The recovery was pretty much the same as the first surgery. My foot in a large bandage. An appointment to have my stitches out. Me explaining that I was in alot of pain. More than before. Being told it would get better, and that I just had to be patient. It diddnt get better. I was off work for 10 months this time. All the while, trying to adapt myself to being in pain, and accepting that this was going to be my new life.
So after 10 months I returned to work. The same reception met me as before. I started to feel like I was being punished for being off sick. So the last thing I needed was to still be in pain and having to have more surgery. Id spend every day at work trying not to limp. I certainly would not complain.
But as before, after trying my hardest to live with the pain, it became unbearable. Alot of it was centred around 1 toe. It was migrating to the left. So I had surgery to remove the joint. This diddnt work, so I asked my doctor to remove the toe. This still didnt work, and the pain was moving to the next toe. Well, all over the foot, but I thaught it was around that toe. So I asked for that one to be removed too. This was done in April 2018.
This was my last Orthopaedic surgery before my leg was amputated. Needless to say, I had been off work alot, and although at this point I had been there for 7 years, people who had just started and been there for 6 months, made more career progression than I was aloud. So life was pretty rubbish.

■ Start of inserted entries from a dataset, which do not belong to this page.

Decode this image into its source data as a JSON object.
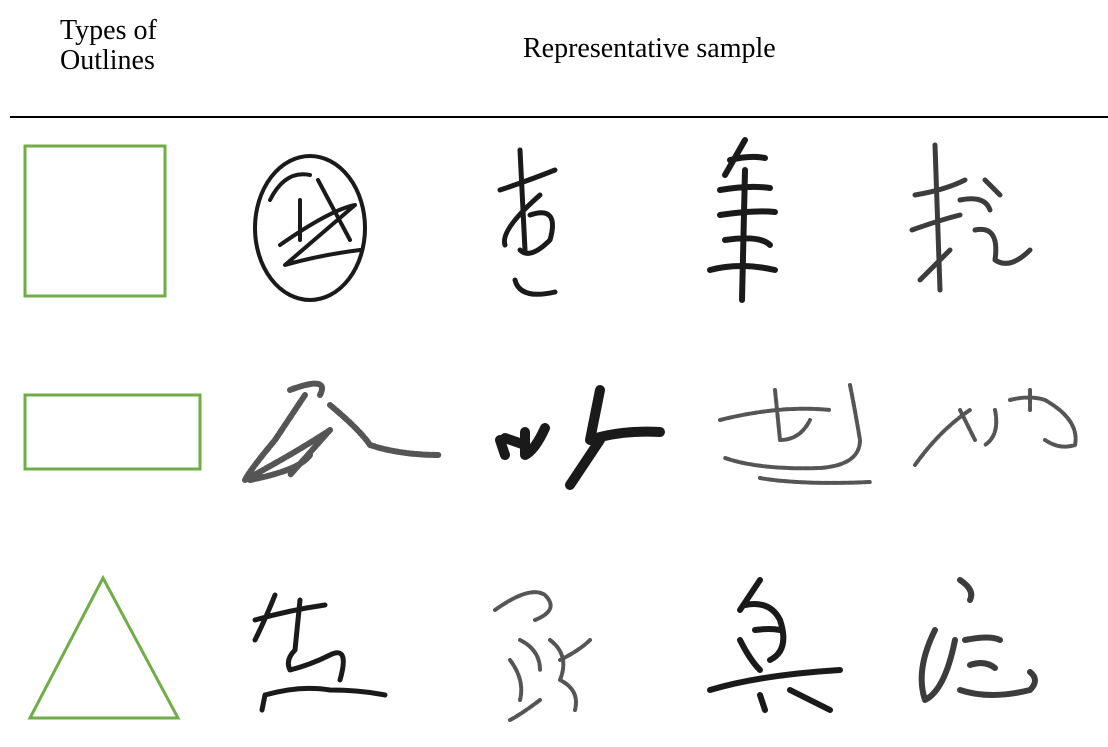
{
  "header": {
    "columns": [
      "Types of Outlines",
      "Representative sample"
    ]
  }
}
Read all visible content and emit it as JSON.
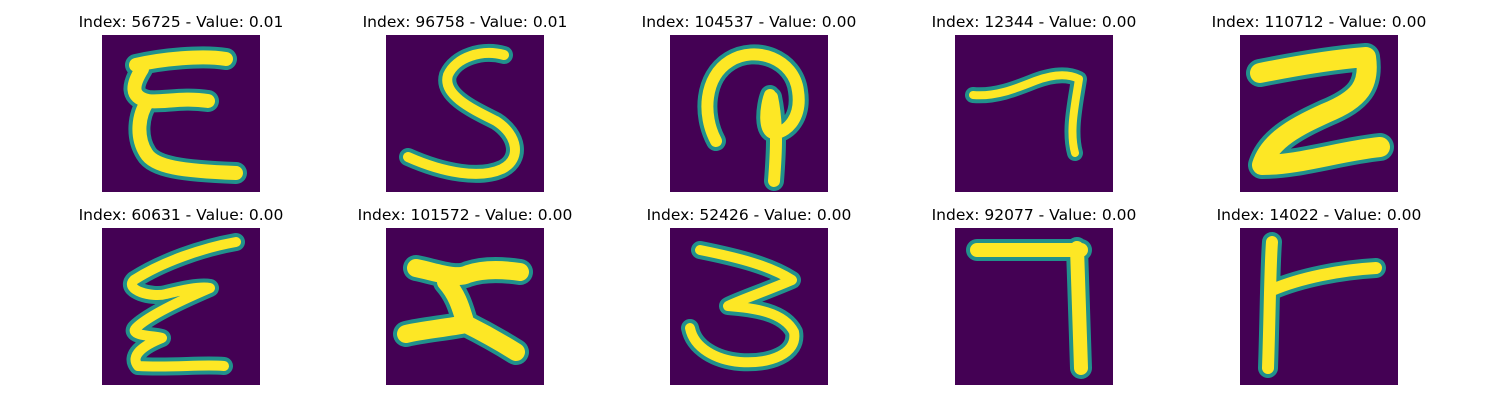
{
  "colors": {
    "background": "#440154",
    "stroke_edge": "#21918c",
    "stroke_core": "#fde725"
  },
  "panels": [
    {
      "title": "Index: 56725 - Value: 0.01",
      "glyph": "E-script"
    },
    {
      "title": "Index: 96758 - Value: 0.01",
      "glyph": "S"
    },
    {
      "title": "Index: 104537 - Value: 0.00",
      "glyph": "hook-loop"
    },
    {
      "title": "Index: 12344 - Value: 0.00",
      "glyph": "seven-slanted"
    },
    {
      "title": "Index: 110712 - Value: 0.00",
      "glyph": "Z-thick"
    },
    {
      "title": "Index: 60631 - Value: 0.00",
      "glyph": "E-script"
    },
    {
      "title": "Index: 101572 - Value: 0.00",
      "glyph": "H-rotated"
    },
    {
      "title": "Index: 52426 - Value: 0.00",
      "glyph": "three-rotated"
    },
    {
      "title": "Index: 92077 - Value: 0.00",
      "glyph": "seven-right-angle"
    },
    {
      "title": "Index: 14022 - Value: 0.00",
      "glyph": "F-rotated"
    }
  ]
}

I was fed up with being in pain. Fed up of not being able to run. Fed up of my life taking a path that I had not planned for. So I decided that I wanted my foot off. This was causing all of my pain. I was living on maximum pain killers. Not sleeping. Could not walk at all, and I was getting to the point of being totally dependant on being wheelchair bound. I could not have my foot dangling at all as it was too painful. I was asked alot what the pain was like. Id simply say ” have you ever stubbed your toe, and remember that gut wrenching pain that makes you want to throw up?”. Well it was like that, all of the time.